Team Members - Parth Korat, Geoff Pawlowski, Ashutosh Sawant
Longer life; this is a universal goal that the world’s countries have been trying to achieve for its peoples’ since countries first came to be. The good news is that the world has been wildly successful at extending life over the past two (2) centuries. The more inconclusive news is that different countries have achieved varying results over time. This is not unexpected as different countries develop at different rates. Figure 1 is just one (1) example of how two countries can have very different life expectancy curves, relative to time. However, with many datasets available to us at this time in history, we are hoping to take advantage of the stratification in life expectancy between countries and several other quantifiable variables. We intend to extract this data, clean it and store it for potential analysis.

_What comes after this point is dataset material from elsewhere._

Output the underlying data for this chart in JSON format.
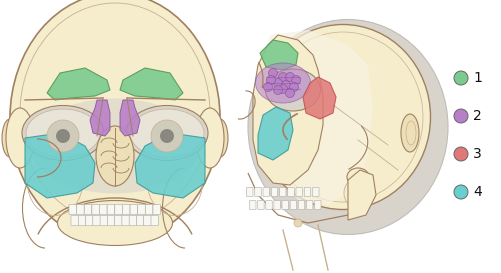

All datasets were extracted from the links sourced in this readme file as .csv files.
All .csv files were read into Jupyter Notebooks files and transformed into Pandas dataframes for cleaning. The dataset from the UN needed additional cleaning within the .csv to convert text to columns. The years for the features had to be transformed via .replace(), so that the features and the outcome could be joined together. Later the extraneous countries had to be removed using a .notna() method so that the outcome feature had no null values.
Data was graphed to visually inspected for outliers along with conducting anlytical box-plot outlier analysis. There was a batch of data where decimal places were found to be moved 2 places in error after visual inspection and that was corrected.
The final database with the following features were chosen to expediate the process for analysis of the life expectancy dataset. PostgresSQL was the chosen database medium due to the relational nature of the inquiry and the stability of the Postgres platform. One table containing all of the features could also allow for easier multivariate analysis, which was not possible before joining the data in this manner.